RDC: l'armée lance une offensive contre les rebelles rwandais, sans l'ONU

Par La rédaction

Beni (RD Congo) (AFP)

Après plusieurs semaines de pressions internationales, l'armée congolaise a annoncé jeudi le lancement d'une offensive contre les rebelles hutu rwandais dans l'est de la République démocratique du Congo, mais sans la participation attendue des Casques bleus.

Rien ne permettait cependant d'affirmer jeudi soir que les opérations militaires contre les Forces démocratiques de libération du Rwanda (FDLR) avaient commencé sur le terrain.A l'ONU, la France a déclaré attendre "plus que jamais des autorités de RDC (...) qu'elles engagent des opérations contre ce groupe armé". 

L'offensive annoncée "est une opération des FARDC", a déclaré le chef d'état-major congolais, le général d'armée Denis Etumba.Il s'exprimait à Beni, dans le nord du Nord-Kivu, province de l'est du pays déchirée par les conflits armés depuis plus de 20 ans.

La Mission de l'ONU en RDC (Monusco) a confirmé ne pas être partie prenante dans cette opération, attendue depuis la fin d'un ultimatum lancé, en vain, aux FDLR pour qu'elles se rendent avant le 2 janvier.

Les FDLR compteraient aujourd'hui 1.500 à 2.000 combattants disséminés dans les montagnes boisées de l'est congolais, frontalier du Rwanda et du Burundi.Plusieurs chefs de la milice sont accusés d'avoir participé au génocide de 1994 contre les Tutsi au Rwanda et sont recherchés par la justice internationale et par Kigali.

Bien qu'étant l'ombre de ce qu'elles étaient encore il y a six ans, les FDLR sont toujours considérées par Kigali comme "la menace la plus grave" pour la paix régionale.Kinshasa suspecte son voisin rwandais de ne pas souhaiter voir disparaître cette menace et de s'en servir comme prétexte pour intervenir en territoire congolais.

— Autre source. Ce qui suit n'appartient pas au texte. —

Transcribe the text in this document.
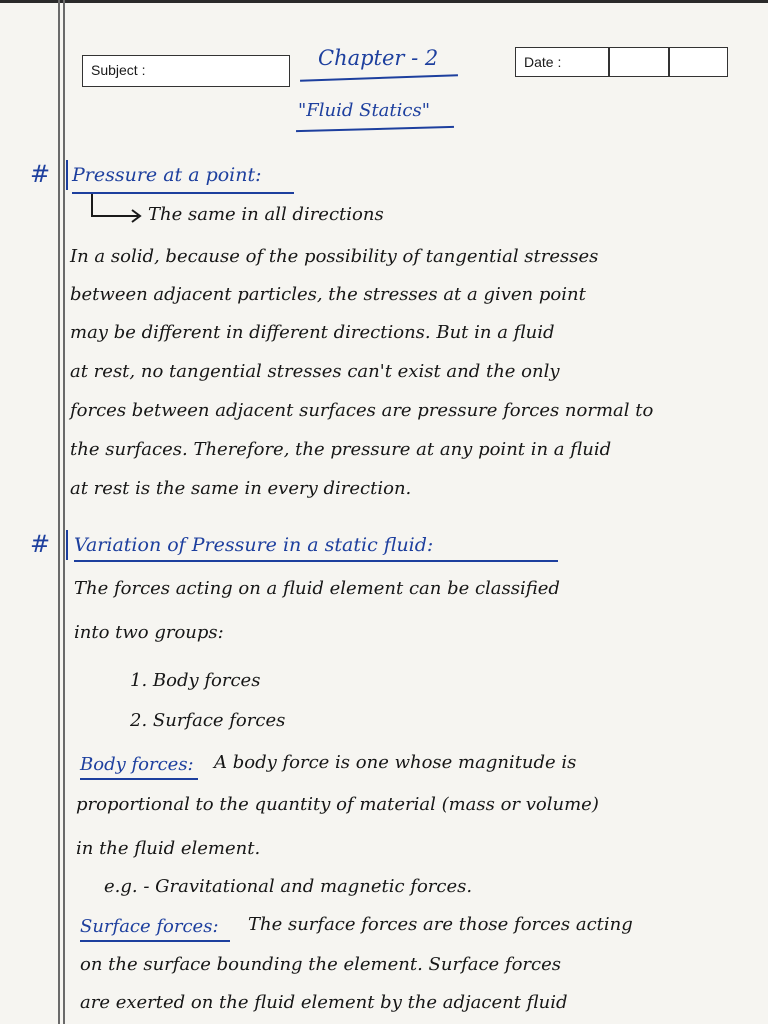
Subject :	Date :
Chapter - 2
"Fluid Statics"
# Pressure at a point:
The same in all directions
In a solid, because of the possibility of tangential stresses
between adjacent particles, the stresses at a given point
may be different in different directions. But in a fluid
at rest, no tangential stresses can't exist and the only
forces between adjacent surfaces are pressure forces normal to
the surfaces. Therefore, the pressure at any point in a fluid
at rest is the same in every direction.
# Variation of Pressure in a static fluid:
The forces acting on a fluid element can be classified
into two groups:
1. Body forces
2. Surface forces
Body forces: A body force is one whose magnitude is
proportional to the quantity of material (mass or volume)
in the fluid element.
e.g. - Gravitational and magnetic forces.
Surface forces: The surface forces are those forces acting
on the surface bounding the element. Surface forces
are exerted on the fluid element by the adjacent fluid
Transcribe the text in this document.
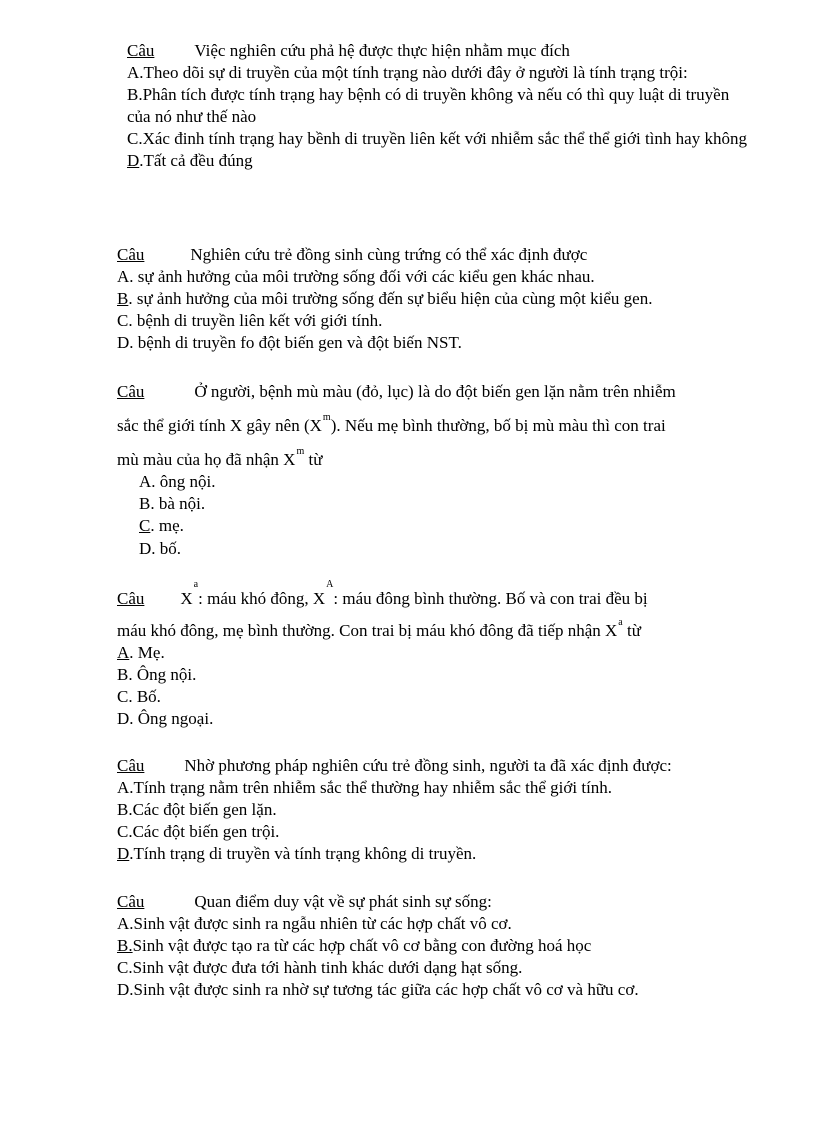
Câu Việc nghiên cứu phả hệ được thực hiện nhằm mục đích
A.Theo dõi sự di truyền của một tính trạng nào dưới đây ở người là tính trạng trội:
B.Phân tích được tính trạng hay bệnh có di truyền không và nếu có thì quy luật di truyền của nó như thế nào
C.Xác đinh tính trạng hay bềnh di truyền liên kết với nhiễm sắc thể thể giới tình hay không
D.Tất cả đều đúng
Câu	Nghiên cứu trẻ đồng sinh cùng trứng có thể xác định được
A. sự ảnh hưởng của môi trường sống đối với các kiểu gen khác nhau.
B. sự ảnh hưởng của môi trường sống đến sự biểu hiện của cùng một kiểu gen.
C. bệnh di truyền liên kết với giới tính.
D. bệnh di truyền fo đột biến gen và đột biến NST.
Câu	Ở người, bệnh mù màu (đỏ, lục) là do đột biến gen lặn nằm trên nhiễm
sắc thể giới tính X gây nên $(X^m)$. Nếu mẹ bình thường, bố bị mù màu thì con trai
mù màu của họ đã nhận $X^m$ từ
A. ông nội.
B. bà nội.
C. mẹ.
D. bố.
Câu $X^a$: máu khó đông, $X^A$: máu đông bình thường. Bố và con trai đều bị
máu khó đông, mẹ bình thường. Con trai bị máu khó đông đã tiếp nhận $X^a$ từ
A. Mẹ.
B. Ông nội.
C. Bố.
D. Ông ngoại.
Câu Nhờ phương pháp nghiên cứu trẻ đồng sinh, người ta đã xác định được:
A.Tính trạng nằm trên nhiễm sắc thể thường hay nhiễm sắc thể giới tính.
B.Các đột biến gen lặn.
C.Các đột biến gen trội.
D.Tính trạng di truyền và tính trạng không di truyền.
Câu	Quan điểm duy vật về sự phát sinh sự sống:
A.Sinh vật được sinh ra ngẫu nhiên từ các hợp chất vô cơ.
B.Sinh vật được tạo ra từ các hợp chất vô cơ bằng con đường hoá học
C.Sinh vật được đưa tới hành tinh khác dưới dạng hạt sống.
D.Sinh vật được sinh ra nhờ sự tương tác giữa các hợp chất vô cơ và hữu cơ.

En retour, les autorités congolaises sont soupçonnées de rechigner à désarmer complètement des combattants qui ont pu parfois prêter main forte aux FARDC pour lutter contre des rébellions soutenues par le Rwanda.

Interrogées par l'AFP à Kigali, les autorités rwandaises n'ont pas souhaité réagir à l'annonce de l'armée congolaise.

 

- 'Un show' -

 

Le président congolais Joseph Kabila, au pouvoir depuis 2001, était sous forte pression internationale depuis plusieurs semaines pour donner son feu vert à un plan d'opération conjoint contre les FDLR établi par les FARDC et la Monusco.Il a préféré donner aux troupes l'ordre de lancer seules l'opération.

Le chef de la Monusco, Martin Kobler, a déclaré avoir assuré le général Etumba du "plein soutien de la Monusco". 

Mais un haut fonctionnaire de l'ONU a fait part de sérieux doutes sur l'opération annoncée.

"L'opération n'est pas mûre.Pour une opération de dimension suffisante, il faut une préparation correcte.(...) Le soutien technique, logistique de la Monusco a toujours fait la différence jusqu'ici", a-t-il jugé.

Après la chute du Mouvement du 23 Mars (M23), milice à dominante tutsi soutenue par Kigali et Kampala, vaincue par les FARDC avec le soutien de la Monusco en novembre 2013, Kinshasa avait annoncé que les FDLR seraient la prochaine cible de l'armée congolaise.

Mais, contre l'avis de la Monusco, les FARDC ont lancé une offensive contre des rebelles ougandais dans la région de Beni.Celle-ci s'est assez vite enlisée jusqu'à ce que la mission onusienne lui apporte son soutien.

Pour un diplomate à Kinshasa, l'annonce de l'opération à la veille d'un sommet de l'Union africaine à Addis Abeba - où la question de la stabilisation de l'est de la RDC sera abordée - n'est pas neutre.

"Cela permet aux Congolais de dire: +regardez, nous faisons quelque chose+, et accessoirement cela détourne l'attention de ce qui s'est passé à Kinshasa la semaine dernière", dit-il.Une allusion aux violences meurtrières provoquées par une réforme électorale controversée et toujours susceptible, dans sa version votée dimanche, d'entraîner un report de la présidentielle prévue pour 2016.

"Ce n'est pas une offensive, c'est un show qu'on va nous faire, et qui n'aura rien à voir avec ce qui était prévu", prédit un observateur militaire.

Les membres les plus anciens des FDLR sont présents en RDC depuis 1994 et la prise du pouvoir à Kigali par l'actuel président Paul Kagame, qui mit fin au génocide.La milice est régulièrement accusée de pillages et d'atrocités et de se livrer à de juteux trafics (or, charbon de bois...) avec la complicité de certains officiers congolais.